Here’s the Story…

Today’s experiment:

I had a modicum of success making a painting of the fig tree in the back yard as seen through the window screen in the kitchen. The only problem was that it was a pain in the neck to draw the screen on the paper in preparation. Even with the coarseness of the grid (1 millimeter squares) it was a major production.

I couldn’t resist taking another photo of the tree the other day. There was only one leaf on the tree, and I liked that it was red.

Digital Photo: Screened Fig Tree with One Leaf

Screened Fig Tree with One Leaf
Digital Photo Through Screen

However, in order to do justice to a mosaic portrait of this lone red leaf, I would have had to construct a much finer grid. I just couldn’t bring myself to do it.

Idea:

I had the bright idea of using a real screen, rolling on a coat of black acrylic and printing it on my watercolor paper, letting it dry and then doing my pointillist schtick through this ready made grid. Simple!
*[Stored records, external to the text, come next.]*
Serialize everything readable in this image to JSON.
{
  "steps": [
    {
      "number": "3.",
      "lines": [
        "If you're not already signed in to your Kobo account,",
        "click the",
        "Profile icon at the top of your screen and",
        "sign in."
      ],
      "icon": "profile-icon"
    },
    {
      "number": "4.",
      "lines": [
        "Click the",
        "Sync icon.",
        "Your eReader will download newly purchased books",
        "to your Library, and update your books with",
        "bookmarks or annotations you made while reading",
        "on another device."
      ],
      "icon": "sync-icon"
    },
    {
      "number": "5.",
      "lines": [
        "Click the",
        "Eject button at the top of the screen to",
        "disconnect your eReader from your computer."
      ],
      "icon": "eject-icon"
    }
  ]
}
I went to the hardware store and got one of those screens that one would buy if one didn’t already have a screen on the window. It was the type that fits into a partially-opened window. I promptly tore it apart when I got home, used my 3.5 inch brush to coat the fine mesh of a screen, placed it on my watercolor paper with a thick piece of cardboard on top and pressed as hard as I could.

Here is the result:

Screen Experiment 1 - Attempt to print black acrylic on watercolor paper

Screen Experiment #1 9″x12″ 140# Cold Pressed Watercolor Block

 

Not so good… Not good at all…

Actually, the cardboard looked better:

Screen Experiment 3 - Attempt to print black acrylic on cardboard

Screen Print Experiment 2
9″x12″ Black Acrylic on Cardboard

(The only artist-added feature in the above ‘abstract’ was the white outline of the track of the black drip.)
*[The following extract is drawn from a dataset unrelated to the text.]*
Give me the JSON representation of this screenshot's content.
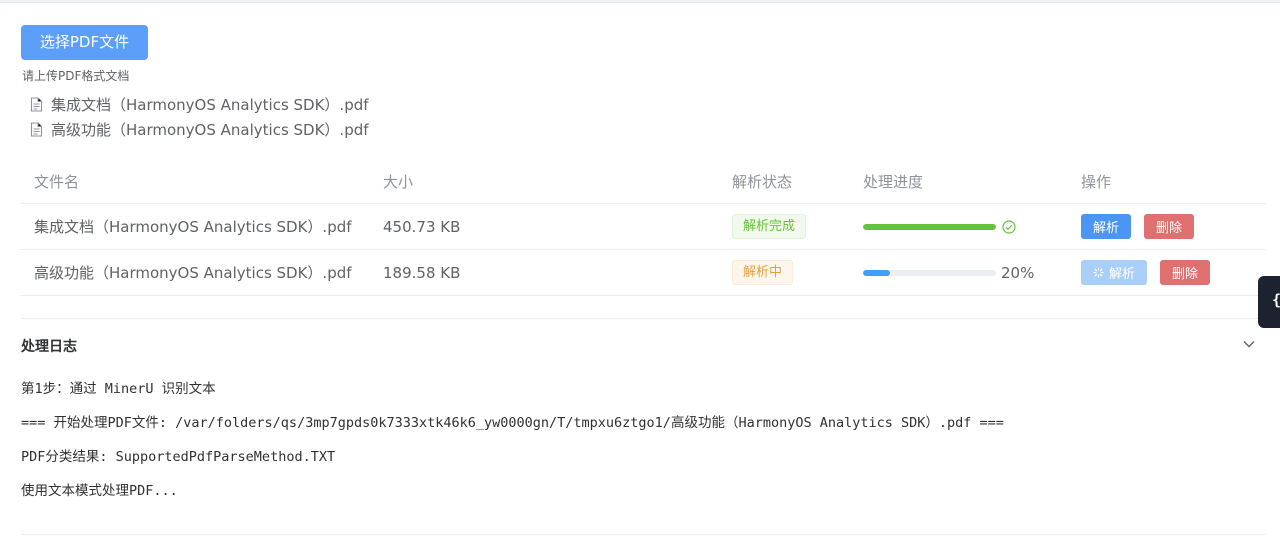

Finally, in desperation I used a little elbow grease to press the screen, which still contained a lot of black paint, onto a 12×18 inch piece of watercolor paper.

Screen Experiment 2 - Attempt to print black acrylic on watercolor paper

Screen Printing Experiment 2
12″x18″ 140# Cold Pressed Watercolor Pad

This is my hand after I used it to make experiment 2:

Digital Photo: Hand with black acrylic paint

Post-Screen Experiment
Digital, One-handed Photo

I got more of the screen pattern, but nothing good enough to paint the fig tree portrait I envisioned.

Isn’t there an entire discipline called ‘screen printing’? Perhaps I should have looked that up before I started.

On the bright side, I now have three basic abstract Rorschach patterns to work with for future abstract compositions.